KAIRO (Arrahmah.com) – Harian Amerika, The New York Times edisi Sabtu (26/1/2013) melaporkan bahwa kerusuhan dan tindakan anarkis yang melanda Mesir pada Jum’at (25/1/2013) tidak lain hanyalah bagian dari skenario kekerasan yang telah menjadi hal yang biasa terjadi di Mesir sejak revolusi rakyat dua tahun silam. Hal yang baru dalam kerusuhan ini hanyalah kemunculan kelompok perusuh Black Bloc untuk pertama kalinya di Mesir.
Sekelompok perusuh yang berasal dari kelompok “Black Bloc” melemparkan bom-bom molotov dan bola-bola api ke halaman istana kepresidenan Mesir dalam aksi kerusuhan pada Jum’at (25/1//2013). Pihak aparat kepolisian melepaskan tembakan gas air mata untuk membubarkan kelompok perusuh tersebut, laporan kantor berita Turki Anatolia.

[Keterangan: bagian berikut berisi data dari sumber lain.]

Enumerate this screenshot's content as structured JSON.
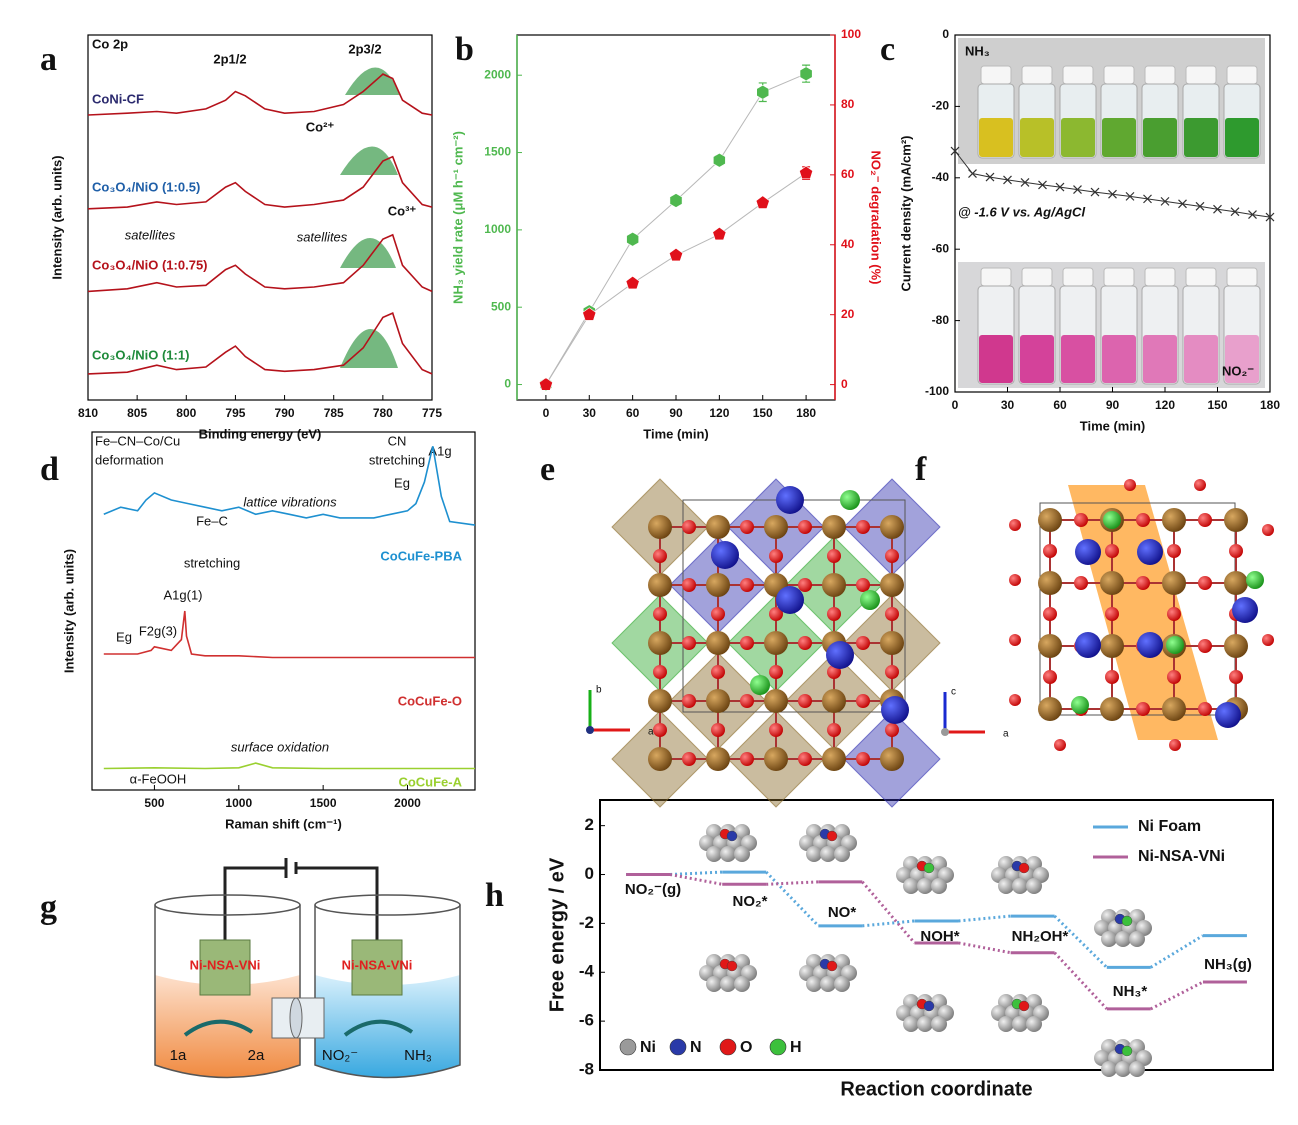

Kelompok Black Bloc telah mengumumkan bahwa puluhan pemuda yang memakai penutup kepala dan melemparkan bom-bom molotov serta bola-bola api ke halaman istana kepresidenan Mesir adalah anggota kelompok mereka. Kelompok Black Bloc juga mengerahkan ratusan pengikutnya untuk menyerang empat kantor gubernur di propinsi Ismailiah, Dimyath, Kafr syaikh dan Suez.
The Associated Press pada Kamis (24/1/2013) menurunkan sebuah artikel yang menyebutkan, “Dengan mengenakan topeng hitam dan melambaikan bendera hitam, kelompok yang sebelumnya tidak dikenal yang menamakan dirinya blok hitam (Black Bloc), memperingatkan Ikhwanul Muslimin agar tidak menggunakan ‘sayap militer’ nya untuk memadamkan protes.”
The New York Times melaporkan bahwa meskipun di Kairo kelompok perusuh “Black Bloc” adalah fenomena baru, ” Black Bloc” adalah istilah yang telah digunakan selama bertahun-tahun di Amerika Serikat dan Eropa untuk menjelaskan taktik yang umum digunakan oleh kelompok anarkis dan anti kapitalis selama demonstrasi besar-besaran politik yang kadang-kadang berpindah ke perkelahian jalanan dengan pihak berwenang.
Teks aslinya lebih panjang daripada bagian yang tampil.